2. Flares involving multiple joints can be treated with systemic glucocorticoids. Oral Prednisone, tapering over weeks is often used. The starting dose varies according to the number of joints involved and the severity. For moderate RA (DAS 28 3.2-5.1) a starting dose of 20 mg is often sufficient, weaning down by 5mg each week for four weeks. For more severe flares, starting doses of 40-60mg may be needed.
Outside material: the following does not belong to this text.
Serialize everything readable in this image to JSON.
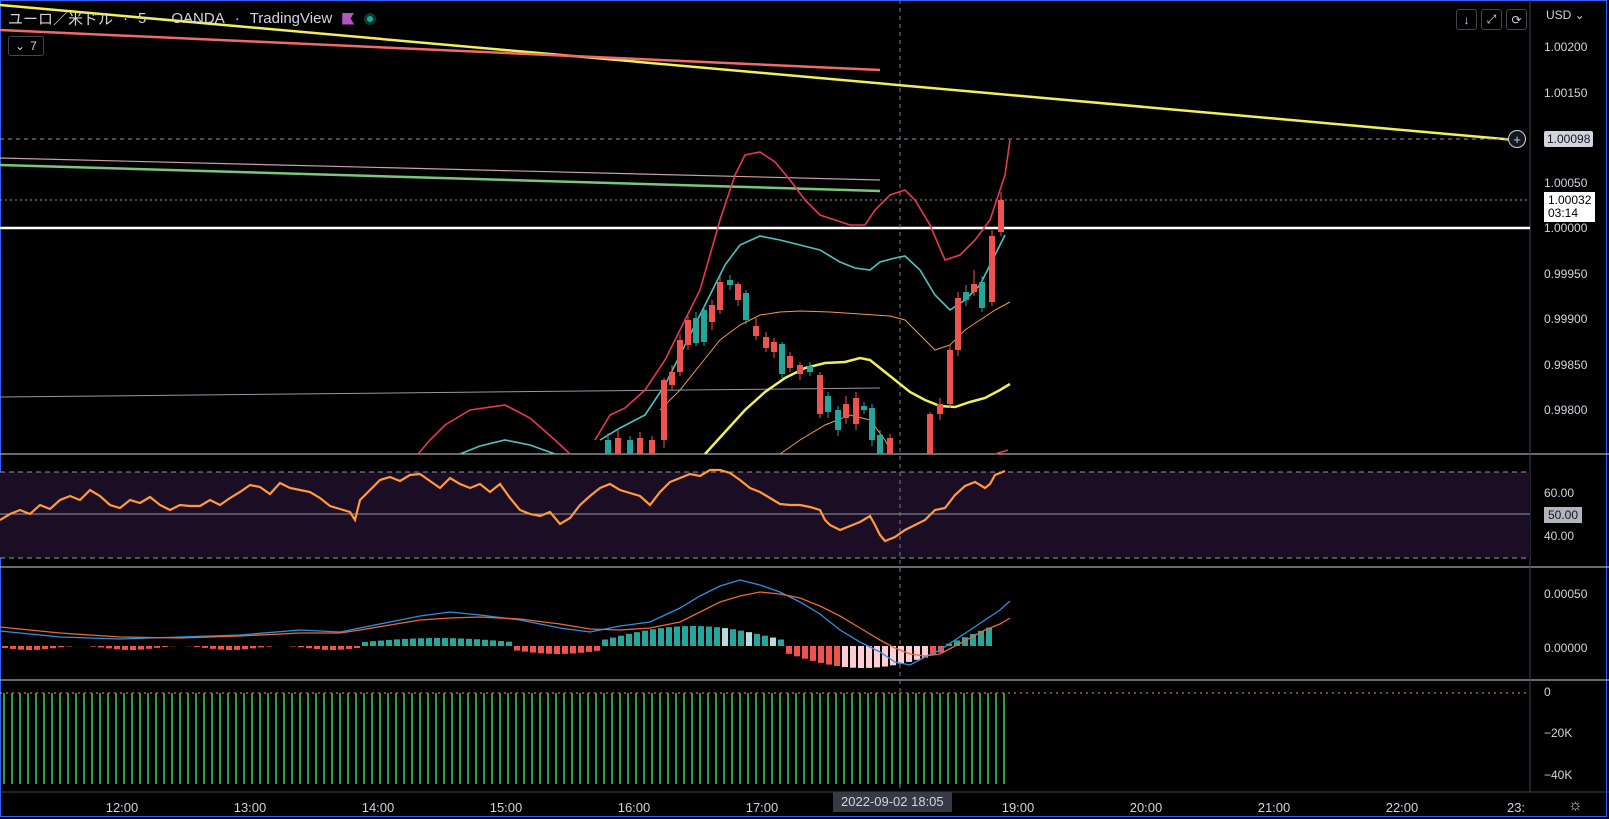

Other options include intramuscular Methylprednisolone (DepoMedrol) or Triamcinolone acetate (Kenacort) 80-120 mg.
 
3. Severe flares, with severe synovitis usually with systemic or extra-articular features, i.v. methylprednisolone 1g daily for three days may be given in hospital, under supervision of a rheumatologist.

 

As well as treating inflammation, consideration should be given to supportive management include optimising analgesia and adequate rest.

 

In patients where the flare indicates moderately active disease (DAS28 > 3.2) in addition to the immediate treatment of the flare, most rheumatologists will consider adjusting DMARD therapy. The individual choices of DMARDs will depend on disease activity, co-morbidities and patient tolerance of DMARDs but most rheumatologists now use combination, additive therapy. Rheumatologists should be reviewing RA patients with a flare that has not settled within a month with treatment as above.

 

The data supports a variety of approaches but commonly used approaches include:

 

1. Optimising dosage of MTX. Target of 25mg weekly with change to subcutaneous dosing if inadequate response.
 
2. Addition of SSZ +/- HCQ (known as “Triple Therapy)
 
3. Addition of LEF
 
4. Consideration of Biological Therapy. Usually TNF inhibitor (Adalimumab or Etanercept) or rituximab if contraindications to TNF inhibitor.

 

This information is given to support GPs in the ongoing management of people with active RA. The rheumatologist should be considered responsible for management decisions regarding changes in DMARD therapy.